One note for a potential follow-up: the same subprocess-per-call problem exists on the extension side. azdext.TokenProvider uses AzureDeveloperCLICredential, which — like AzureCLICredential — has no built-in caching and spawns an azd auth token subprocess on every GetToken call. So extensions that fan out concurrent Azure SDK clients (e.g. the model catalog load in azure.ai.agents) could hit the same memory/latency issue even when using azd credentials instead of az credentials.
It would be worth promoting cachingCredential (or a similar wrapper) so it can be reused in azdext.TokenProvider as well. This could speed up the model catalog load for the default azd auth path too, not just the delegated az CLI path. No need to block this PR on it — just flagging it as a follow-up if we observe the same bottleneck there.

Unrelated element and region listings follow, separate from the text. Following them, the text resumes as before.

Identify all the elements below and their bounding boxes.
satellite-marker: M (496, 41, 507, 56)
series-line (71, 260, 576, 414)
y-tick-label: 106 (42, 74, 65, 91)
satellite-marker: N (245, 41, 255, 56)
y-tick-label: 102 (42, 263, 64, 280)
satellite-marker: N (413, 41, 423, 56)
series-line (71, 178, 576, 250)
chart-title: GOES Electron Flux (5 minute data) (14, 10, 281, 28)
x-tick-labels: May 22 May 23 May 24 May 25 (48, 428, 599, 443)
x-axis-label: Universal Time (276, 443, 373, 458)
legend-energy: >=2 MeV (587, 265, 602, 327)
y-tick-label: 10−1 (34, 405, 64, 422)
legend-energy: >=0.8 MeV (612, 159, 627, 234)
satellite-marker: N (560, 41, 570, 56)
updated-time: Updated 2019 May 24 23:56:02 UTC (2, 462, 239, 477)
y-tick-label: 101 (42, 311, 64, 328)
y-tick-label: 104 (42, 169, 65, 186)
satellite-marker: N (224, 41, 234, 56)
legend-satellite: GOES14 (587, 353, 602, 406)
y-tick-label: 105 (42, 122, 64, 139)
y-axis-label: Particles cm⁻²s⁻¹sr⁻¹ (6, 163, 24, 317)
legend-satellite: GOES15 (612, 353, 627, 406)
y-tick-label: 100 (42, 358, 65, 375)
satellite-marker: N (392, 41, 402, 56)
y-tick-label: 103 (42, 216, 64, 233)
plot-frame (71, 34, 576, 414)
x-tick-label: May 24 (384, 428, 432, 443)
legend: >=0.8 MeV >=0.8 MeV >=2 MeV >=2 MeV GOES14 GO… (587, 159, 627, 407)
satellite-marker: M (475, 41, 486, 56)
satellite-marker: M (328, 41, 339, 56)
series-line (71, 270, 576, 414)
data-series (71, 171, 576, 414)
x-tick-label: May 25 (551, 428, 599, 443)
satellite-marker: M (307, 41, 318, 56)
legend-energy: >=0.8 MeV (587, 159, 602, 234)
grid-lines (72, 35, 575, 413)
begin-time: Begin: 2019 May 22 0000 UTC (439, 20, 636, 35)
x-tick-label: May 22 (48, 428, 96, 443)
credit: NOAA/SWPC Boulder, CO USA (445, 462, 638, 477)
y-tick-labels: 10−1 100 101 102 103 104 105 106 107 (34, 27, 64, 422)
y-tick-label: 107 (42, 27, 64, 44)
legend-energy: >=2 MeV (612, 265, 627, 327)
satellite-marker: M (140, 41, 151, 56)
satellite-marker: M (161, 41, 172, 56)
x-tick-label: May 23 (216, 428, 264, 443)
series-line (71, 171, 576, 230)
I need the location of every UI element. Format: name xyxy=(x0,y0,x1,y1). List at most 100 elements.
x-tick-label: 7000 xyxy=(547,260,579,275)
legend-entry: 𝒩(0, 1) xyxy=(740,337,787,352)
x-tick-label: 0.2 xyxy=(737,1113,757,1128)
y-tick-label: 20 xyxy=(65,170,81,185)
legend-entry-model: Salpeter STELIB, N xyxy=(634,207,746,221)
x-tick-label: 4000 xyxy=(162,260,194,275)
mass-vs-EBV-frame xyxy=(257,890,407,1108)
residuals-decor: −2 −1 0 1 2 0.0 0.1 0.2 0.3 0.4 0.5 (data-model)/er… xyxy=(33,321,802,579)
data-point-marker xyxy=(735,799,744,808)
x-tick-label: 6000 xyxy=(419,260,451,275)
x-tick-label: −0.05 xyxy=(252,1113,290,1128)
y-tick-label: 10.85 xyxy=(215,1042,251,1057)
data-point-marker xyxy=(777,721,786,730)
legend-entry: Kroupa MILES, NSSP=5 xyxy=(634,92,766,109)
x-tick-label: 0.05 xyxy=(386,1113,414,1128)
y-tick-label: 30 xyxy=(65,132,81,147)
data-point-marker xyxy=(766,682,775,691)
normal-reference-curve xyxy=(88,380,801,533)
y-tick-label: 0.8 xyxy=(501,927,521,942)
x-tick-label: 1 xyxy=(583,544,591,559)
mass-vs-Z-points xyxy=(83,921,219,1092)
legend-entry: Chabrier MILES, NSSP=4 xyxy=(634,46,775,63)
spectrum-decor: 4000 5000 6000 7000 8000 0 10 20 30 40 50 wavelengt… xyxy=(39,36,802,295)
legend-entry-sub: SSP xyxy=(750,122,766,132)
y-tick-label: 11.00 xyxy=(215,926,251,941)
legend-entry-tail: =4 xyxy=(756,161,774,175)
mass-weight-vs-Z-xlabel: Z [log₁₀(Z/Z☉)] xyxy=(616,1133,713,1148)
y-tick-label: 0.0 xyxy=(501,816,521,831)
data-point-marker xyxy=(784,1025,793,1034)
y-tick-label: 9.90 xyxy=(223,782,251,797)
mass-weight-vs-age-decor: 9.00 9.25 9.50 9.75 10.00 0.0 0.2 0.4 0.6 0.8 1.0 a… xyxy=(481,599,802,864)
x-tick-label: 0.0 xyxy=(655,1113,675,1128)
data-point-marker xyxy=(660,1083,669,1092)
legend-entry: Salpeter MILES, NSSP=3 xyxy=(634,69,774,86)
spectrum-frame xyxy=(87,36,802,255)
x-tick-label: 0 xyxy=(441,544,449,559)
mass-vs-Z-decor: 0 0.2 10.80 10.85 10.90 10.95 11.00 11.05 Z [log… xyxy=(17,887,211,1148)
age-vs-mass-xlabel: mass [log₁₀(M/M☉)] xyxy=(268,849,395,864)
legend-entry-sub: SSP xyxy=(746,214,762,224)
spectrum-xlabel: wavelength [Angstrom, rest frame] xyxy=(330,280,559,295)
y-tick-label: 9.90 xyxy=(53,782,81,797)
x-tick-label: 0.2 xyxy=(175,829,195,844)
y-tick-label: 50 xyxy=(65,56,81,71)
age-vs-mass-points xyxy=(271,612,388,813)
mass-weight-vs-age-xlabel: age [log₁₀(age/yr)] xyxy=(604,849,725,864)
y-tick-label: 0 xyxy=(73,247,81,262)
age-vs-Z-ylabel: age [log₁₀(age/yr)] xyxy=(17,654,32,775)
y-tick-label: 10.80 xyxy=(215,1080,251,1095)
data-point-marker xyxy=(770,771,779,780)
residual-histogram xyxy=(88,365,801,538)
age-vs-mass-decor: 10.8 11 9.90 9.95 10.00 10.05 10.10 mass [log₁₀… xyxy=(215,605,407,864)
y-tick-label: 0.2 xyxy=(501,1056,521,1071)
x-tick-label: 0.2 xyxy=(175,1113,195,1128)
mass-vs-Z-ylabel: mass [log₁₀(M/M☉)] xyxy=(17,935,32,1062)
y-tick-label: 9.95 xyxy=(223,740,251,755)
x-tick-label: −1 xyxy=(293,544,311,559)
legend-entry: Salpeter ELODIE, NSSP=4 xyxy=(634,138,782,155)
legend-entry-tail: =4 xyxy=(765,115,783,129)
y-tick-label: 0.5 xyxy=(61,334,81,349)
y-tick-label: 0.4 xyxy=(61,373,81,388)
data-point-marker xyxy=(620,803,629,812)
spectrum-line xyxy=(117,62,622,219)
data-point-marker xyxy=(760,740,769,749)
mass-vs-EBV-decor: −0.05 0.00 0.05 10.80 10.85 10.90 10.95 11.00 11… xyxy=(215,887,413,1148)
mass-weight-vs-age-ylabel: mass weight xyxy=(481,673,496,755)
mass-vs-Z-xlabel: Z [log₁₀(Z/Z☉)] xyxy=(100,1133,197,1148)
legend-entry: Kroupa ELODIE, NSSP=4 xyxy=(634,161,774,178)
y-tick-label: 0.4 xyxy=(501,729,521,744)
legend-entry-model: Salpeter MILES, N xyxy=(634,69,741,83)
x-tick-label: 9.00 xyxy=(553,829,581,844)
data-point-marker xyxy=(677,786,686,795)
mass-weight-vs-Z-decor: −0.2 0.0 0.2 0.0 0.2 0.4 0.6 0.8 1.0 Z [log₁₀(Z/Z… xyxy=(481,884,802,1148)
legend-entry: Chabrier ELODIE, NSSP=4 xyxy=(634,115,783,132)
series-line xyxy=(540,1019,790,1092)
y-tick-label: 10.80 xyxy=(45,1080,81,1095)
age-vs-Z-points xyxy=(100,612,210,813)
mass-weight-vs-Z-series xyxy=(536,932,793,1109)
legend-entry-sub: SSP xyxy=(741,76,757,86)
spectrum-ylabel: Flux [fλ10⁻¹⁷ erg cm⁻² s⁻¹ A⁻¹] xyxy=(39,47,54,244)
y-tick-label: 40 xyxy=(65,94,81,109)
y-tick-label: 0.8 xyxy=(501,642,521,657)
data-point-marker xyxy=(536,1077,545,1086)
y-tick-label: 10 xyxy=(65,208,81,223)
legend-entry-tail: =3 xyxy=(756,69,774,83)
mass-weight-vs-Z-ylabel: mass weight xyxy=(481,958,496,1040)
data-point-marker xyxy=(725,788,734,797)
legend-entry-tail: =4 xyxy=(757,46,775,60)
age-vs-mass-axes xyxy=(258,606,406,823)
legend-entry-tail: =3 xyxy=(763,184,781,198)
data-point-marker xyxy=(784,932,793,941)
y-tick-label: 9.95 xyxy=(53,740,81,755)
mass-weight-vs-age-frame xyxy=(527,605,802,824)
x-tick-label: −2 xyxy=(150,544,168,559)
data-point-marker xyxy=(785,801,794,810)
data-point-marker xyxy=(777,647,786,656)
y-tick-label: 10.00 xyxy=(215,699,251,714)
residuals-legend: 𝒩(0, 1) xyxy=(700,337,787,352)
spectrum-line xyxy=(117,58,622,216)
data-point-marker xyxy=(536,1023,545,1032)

Co-authored-by: Copilot <223556219+Copilot@users.noreply.github.com>
📋 Milestone: June 2026This work is tracked for June 2026. The team will review it soon! |
Fixes #8455
This PR fixes a memory-exhaustion failure and a follow-on performance regression that occur when
azddelegates authentication to the Azure CLI (auth.useAzCliAuth = true), most visibly during theazd ai agent initflow when it loads the full model catalog.Motivation
With delegated auth,
azdpreviously created a newAzureCLICredentialper request. That credential caches nothing and spawns anaz account get-access-tokensubprocess on everyGetTokencall, so flows that fan out many concurrent Azure SDK clients — like the catalog load, which queries every region in parallel with a fresh client per region — spawned oneazsubprocess per request at once. In constrained environments like Cloud Shell this could exhaust memory and fail the command. Sharing one credential per tenant resolved the crash by serializing the requests, but since the credential still cached nothing each request kept spawning its ownazsubprocess, making the catalog load slow.What changed
This PR wraps the Azure CLI credential in an in-memory caching credential, shared per tenant. Tokens are cached by scope, tenant, CAE flag, and claims, reused until near expiry, and concurrent acquisitions for the same key are de-duplicated with single-flight so a burst of parallel requests collapses into a single
azsubprocess. The cache lives only for the command invocation and never persists to disk. A catalog load that previously spawned oneazsubprocess per region now spawns a single subprocess and serves the rest from memory, removing both the memory pressure and the serialized latency.Results
Time to load the full model catalog during
azd ai agent initwith delegated auth in Cloud Shell:Behavior change
Because tokens are now cached for the duration of a command, there is a subtle change around running
az logoutin a parallel shell mid-command. Previously every request shelled out toaz, so anaz logoutelsewhere surfaced as an auth error on the next request within the sameazdcommand. Now an in-flightazdcommand keeps using its cached token until shortly before expiry (token TTL minus a five-minute refresh offset), so it will not be interrupted by a concurrentaz logout. This is the desired behavior — a long-runningazd upshould not fail because another shell logged out — and the cache is in-memory only, so subsequentazdinvocations are unaffected.Testing
Added unit tests covering token reuse, per-scope caching, refresh near expiry, and single-flight de-duplication under concurrency. The new tests and the existing auth suite pass under the race detector.